Stabilizing Dynamic Controllers for Hybrid Systems: A Hybrid Control Lyapunov Function Approach

Abstract

This paper proposes a dynamic controller structure and a systematic design procedure for stabilizing discrete-time hybrid systems. The proposed approach is based on the concept of control Lyapunov functions (CLFs), which, when available, can be used to design a stabilizing state-feedback control law. In general, the construction of a CLF for hybrid dynamical systems involving both continuous and discrete states is extremely complicated, especially in the presence of non-trivial discrete dynamics. Therefore, we introduce the novel concept of a hybrid control Lyapunov function, which allows the compositional design of a discrete and a continuous part of the CLF, and we formally prove that the existence of a hybrid CLF guarantees the existence of a classical CLF. A constructive procedure is provided to synthesize a hybrid CLF, by expanding the dynamics of the hybrid system with a specific controller dynamics.

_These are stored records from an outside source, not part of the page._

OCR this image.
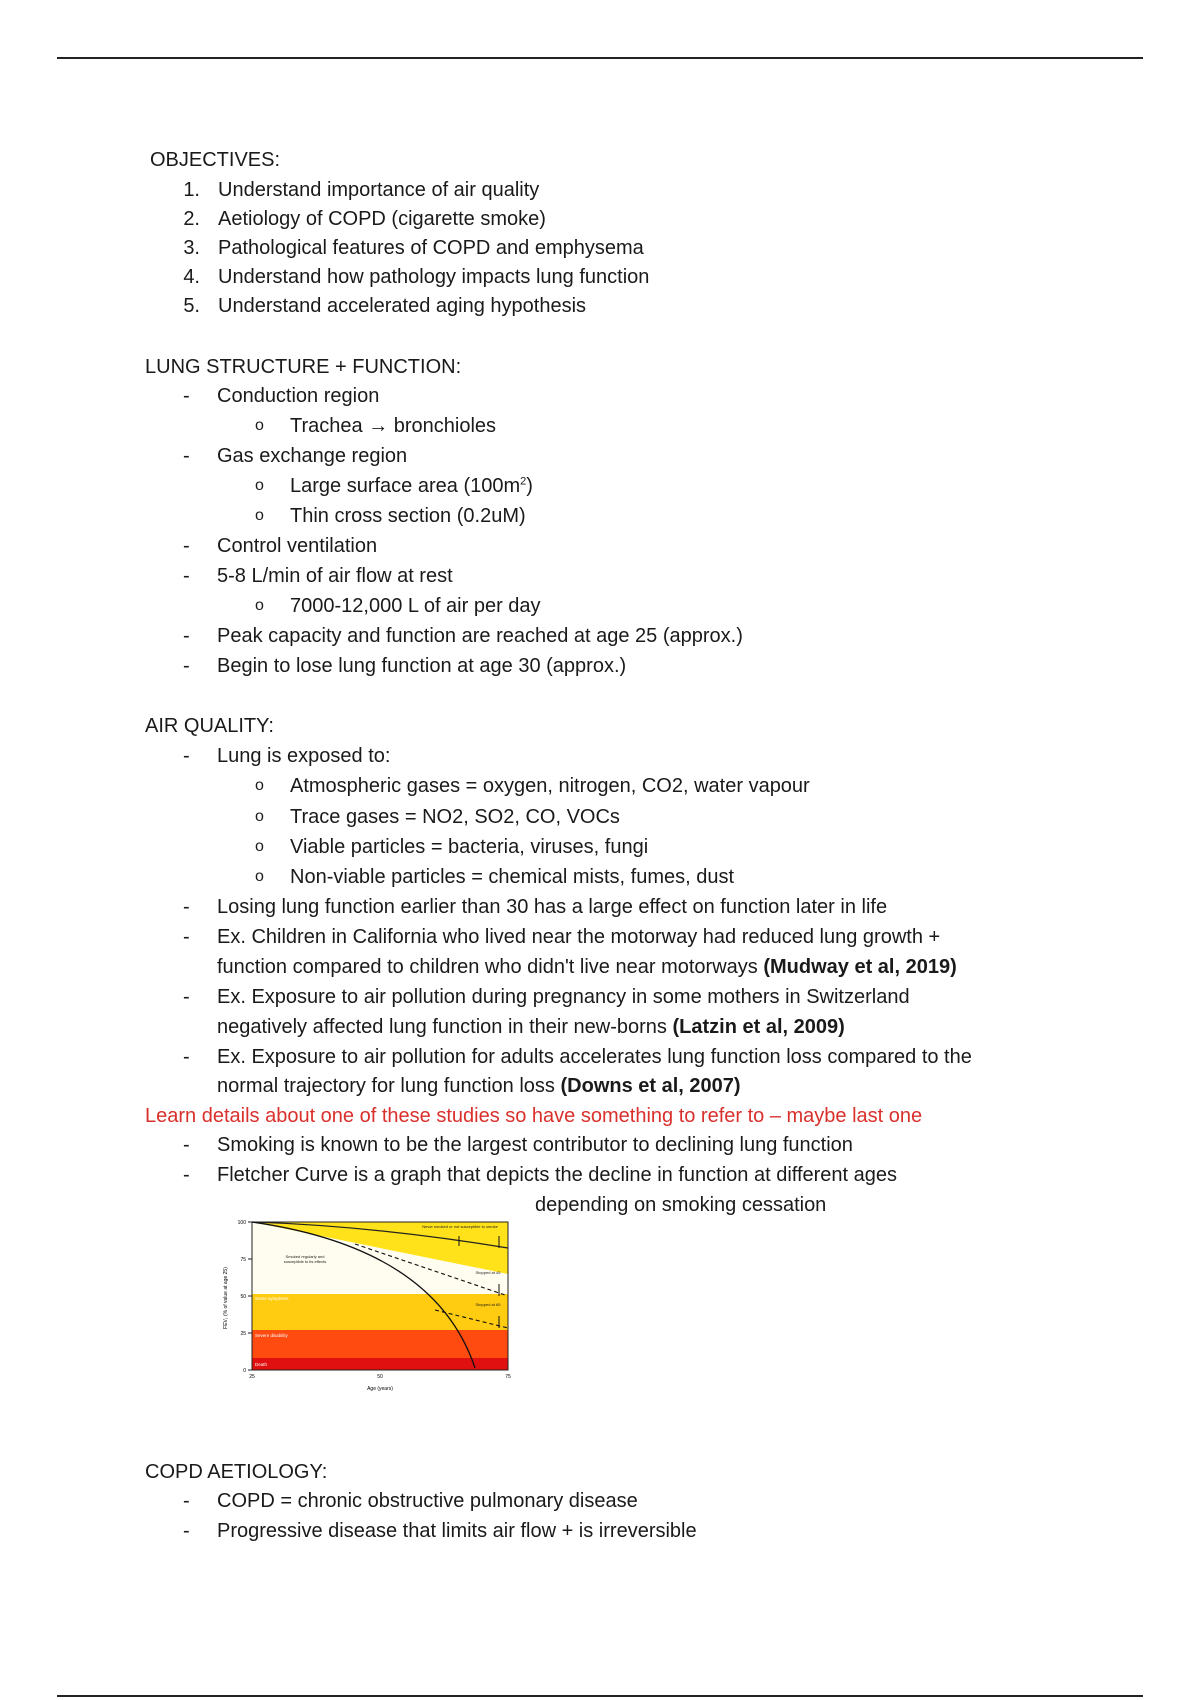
OBJECTIVES:
1. Understand importance of air quality
2. Aetiology of COPD (cigarette smoke)
3. Pathological features of COPD and emphysema
4. Understand how pathology impacts lung function
5. Understand accelerated aging hypothesis
LUNG STRUCTURE + FUNCTION:
- Conduction region
o Trachea → bronchioles
- Gas exchange region
o Large surface area $(100m^2)$
o Thin cross section (0.2uM)
- Control ventilation
- 5-8 L/min of air flow at rest
o 7000-12,000 L of air per day
- Peak capacity and function are reached at age 25 (approx.)
- Begin to lose lung function at age 30 (approx.)
AIR QUALITY:
- Lung is exposed to:
o Atmospheric gases = oxygen, nitrogen, CO2, water vapour
o Trace gases = NO2, SO2, CO, VOCs
o Viable particles = bacteria, viruses, fungi
o Non-viable particles = chemical mists, fumes, dust
- Losing lung function earlier than 30 has a large effect on function later in life
- Ex. Children in California who lived near the motorway had reduced lung growth +
function compared to children who didn't live near motorways (Mudway et al, 2019)
- Ex. Exposure to air pollution during pregnancy in some mothers in Switzerland
negatively affected lung function in their new-borns (Latzin et al, 2009)
- Ex. Exposure to air pollution for adults accelerates lung function loss compared to the
normal trajectory for lung function loss (Downs et al, 2007)
Learn details about one of these studies so have something to refer to – maybe last one
- Smoking is known to be the largest contributor to declining lung function
- Fletcher Curve is a graph that depicts the decline in function at different ages
depending on smoking cessation
100
75
50
25
0
25	50	75
Age (years)
FEV₁ (% of value at age 25)
Never smoked or not susceptible to smoke
Smoked regularly and susceptible to its effects
Stopped at 45
Stopped at 65
Some symptoms
Severe disability
Death
COPD AETIOLOGY:
- COPD = chronic obstructive pulmonary disease
- Progressive disease that limits air flow + is irreversible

We show that this synthesis procedure leads to a dynamic controller that can be implemented by a receding horizon control strategy, and that the associated optimization problem is numerically tractable for a fairly general class of hybrid systems, useful in real world applications. Compared to classical hybrid receding horizon control algorithms, the proposed approach typically requires a shorter prediction horizon to guarantee asymptotic stability of the closed-loop system, which yields a reduction of the computational burden, as illustrated through two examples.